As has been widely reported, new home sales and their median prices showed a reduction in numbers during the first quarter of 2009. In fact, new home sales have been on the decline for the past 14 quarters. Sales of new single-family homes went down 38% between the first quarter of 2008 and the first quarter of 2009. The median price of these new homes was $205,600— 12% lower than the median price at this time last year.
Affordability—defined as the ratio of median family income to the income needed to purchase the median priced home— is mentioned as one of the indicators that may be seen to be improving. However, this perceived improvement was due to a 6% decrease in the median price ($168,933) of existing singlefamily homes sold and an 87-basis-point decrease in mortgage insurance rates. (A basis point is one hundredth of a percentage point, or 0.01%.) These decreases are offset by the 2.3% decline in family income since the first quarter of 2008.

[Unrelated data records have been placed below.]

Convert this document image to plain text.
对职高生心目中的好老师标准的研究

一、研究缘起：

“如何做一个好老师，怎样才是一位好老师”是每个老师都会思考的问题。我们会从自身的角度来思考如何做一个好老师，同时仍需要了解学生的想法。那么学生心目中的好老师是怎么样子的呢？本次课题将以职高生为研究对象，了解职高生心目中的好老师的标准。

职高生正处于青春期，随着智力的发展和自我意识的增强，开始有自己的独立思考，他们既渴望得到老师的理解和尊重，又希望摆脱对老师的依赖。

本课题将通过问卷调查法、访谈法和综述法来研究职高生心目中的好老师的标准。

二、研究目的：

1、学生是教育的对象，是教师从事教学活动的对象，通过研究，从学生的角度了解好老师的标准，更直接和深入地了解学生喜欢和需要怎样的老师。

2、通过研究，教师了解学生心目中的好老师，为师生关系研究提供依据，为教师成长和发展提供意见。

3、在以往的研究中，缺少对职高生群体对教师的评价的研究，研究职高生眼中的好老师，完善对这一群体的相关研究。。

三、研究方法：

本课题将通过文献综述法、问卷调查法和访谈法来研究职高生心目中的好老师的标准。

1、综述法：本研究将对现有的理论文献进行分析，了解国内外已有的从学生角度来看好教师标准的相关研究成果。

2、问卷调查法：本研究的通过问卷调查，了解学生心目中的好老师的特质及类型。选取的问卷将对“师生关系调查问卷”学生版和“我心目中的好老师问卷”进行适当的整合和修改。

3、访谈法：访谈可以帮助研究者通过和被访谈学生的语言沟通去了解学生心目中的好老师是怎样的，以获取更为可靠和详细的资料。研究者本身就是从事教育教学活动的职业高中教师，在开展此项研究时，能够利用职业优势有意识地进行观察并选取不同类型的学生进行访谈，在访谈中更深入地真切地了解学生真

The decline in multifamily housing (in buildings with five or more units) indicates that the downturn is market-wide. Building permits issued to build multifamily units were down 20% from the fourth quarter of 2008 and down 49% from the first quarter of 2008. Building starts and completions showed similar declines. The rental vacancy rate has remained steady, however, at 10.1% for both the fourth quarter of 2008 and the first quarter of 2009, while asking rents continued to inch up.
Along with providing a statistical summary of U.S. housing conditions, each U.S. Housing Market Conditions report also contains a more in-depth article analyzing or describing recent data or developments. This article gives readers an overview of the newly released data on Low Income Housing Tax Credit (LIHTC) projects placed in service through 2006. On average per year between 1995 and 2006 (the period with the most complete data available) nearly 1,400 projects and 103,000 units were placed into service. These LIHTC projects contained an average of 74 units, with the average size of the properties and the average number of units increasing over the period. More than 95% of the total units placed in service between 1995 and 2006 were qualifying units—reserved for low income use, with restricted rents, and for which low income tax credits could be claimed. Twenty-three percent of the LIHTC units had three or more bedrooms, which is much higher than the national average of 16% between 1995 and 2006. Roughly two-thirds of the projects placed in service were defined as new construction. Nearly a third of the LIHTC projects between 1995 and 2006 were sponsored by a nonprofit. On average, $8,321 of low income housing tax credits were allocated per low income unit.